Nonlinearly additive forces in multivalent ligand binding to a single protein revealed with force spectroscopy.

Chemistry and Materials Science, L-232, Lawrence Livermore National Laboratory, 7000 East Avenue, Livermore, California 94550, USA.
Langmuir (Impact Factor: 4.38). 03/2006; 22(4):1749-57. DOI: 10.1021/la052087d
Source: PubMed

ABSTRACT We present evidence of multivalent interactions between a single protein molecule and multiple carbohydrates at a pH where the protein can bind four ligands. The evidence is based not only on measurements of the force required to rupture the bonds formed between concanavalin A (ConA) and alpha-D-mannose but also on an analysis of the polymer-extension force curves to infer the polymer architecture that binds the protein to the cantilever and the ligands to the substrate.
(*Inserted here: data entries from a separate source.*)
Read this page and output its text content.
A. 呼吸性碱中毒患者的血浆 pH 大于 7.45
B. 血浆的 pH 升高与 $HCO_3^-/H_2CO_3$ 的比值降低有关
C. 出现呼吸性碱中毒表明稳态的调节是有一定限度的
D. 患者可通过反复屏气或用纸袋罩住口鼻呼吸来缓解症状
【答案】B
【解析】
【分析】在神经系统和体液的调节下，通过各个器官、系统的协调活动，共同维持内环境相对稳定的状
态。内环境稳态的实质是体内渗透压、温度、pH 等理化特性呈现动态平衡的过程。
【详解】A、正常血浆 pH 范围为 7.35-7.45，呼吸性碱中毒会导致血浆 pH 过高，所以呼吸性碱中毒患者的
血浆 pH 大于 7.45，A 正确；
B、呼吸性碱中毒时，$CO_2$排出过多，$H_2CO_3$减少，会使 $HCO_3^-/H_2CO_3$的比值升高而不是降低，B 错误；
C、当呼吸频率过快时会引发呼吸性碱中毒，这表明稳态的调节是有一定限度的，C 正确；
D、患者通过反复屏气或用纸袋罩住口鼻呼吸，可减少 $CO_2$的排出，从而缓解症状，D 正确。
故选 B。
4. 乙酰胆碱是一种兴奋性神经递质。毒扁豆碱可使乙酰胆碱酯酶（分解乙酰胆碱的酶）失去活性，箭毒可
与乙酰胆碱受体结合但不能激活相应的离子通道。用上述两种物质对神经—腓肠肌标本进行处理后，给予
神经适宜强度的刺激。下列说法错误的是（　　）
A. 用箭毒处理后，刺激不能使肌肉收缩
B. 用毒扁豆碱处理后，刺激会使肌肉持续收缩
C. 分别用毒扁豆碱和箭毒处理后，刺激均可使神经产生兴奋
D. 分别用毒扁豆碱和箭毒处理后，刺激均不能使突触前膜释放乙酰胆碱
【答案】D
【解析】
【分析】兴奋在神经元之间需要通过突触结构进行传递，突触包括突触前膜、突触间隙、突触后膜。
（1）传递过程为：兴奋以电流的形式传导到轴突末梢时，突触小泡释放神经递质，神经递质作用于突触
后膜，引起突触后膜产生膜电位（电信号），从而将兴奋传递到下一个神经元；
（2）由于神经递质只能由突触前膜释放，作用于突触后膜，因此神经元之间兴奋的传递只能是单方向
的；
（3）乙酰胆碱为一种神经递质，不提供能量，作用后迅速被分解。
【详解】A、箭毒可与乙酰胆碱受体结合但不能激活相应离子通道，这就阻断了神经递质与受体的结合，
We find that although the rupture forces for multiple carbohydrate connections to a single protein are larger than the rupture force for a single connection, they do not scale additively with increasing number. Specifically, the most common rupture forces are approximately 46, 68, and 85 pN at a loading rate of 650 +/- 25 pN/s, which we argue corresponds to 1, 2, and 3 ligands being pulled simultaneously from a single protein as corroborated by an analysis of the linkage architecture. As in our previous work polymer tethers allow us to discriminate between specific and nonspecific binding. We analyze the binding configuration (i.e., serial vs parallel connections) through fitting the polymer stretching data with modified wormlike chain (WLC) models that predict how the effective stiffness of the tethers is affected by multiple connections. This analysis establishes that the forces we measure are due to single proteins interacting with multiple ligands, the first force spectroscopy study that establishes single-molecule multivalent binding unambiguously.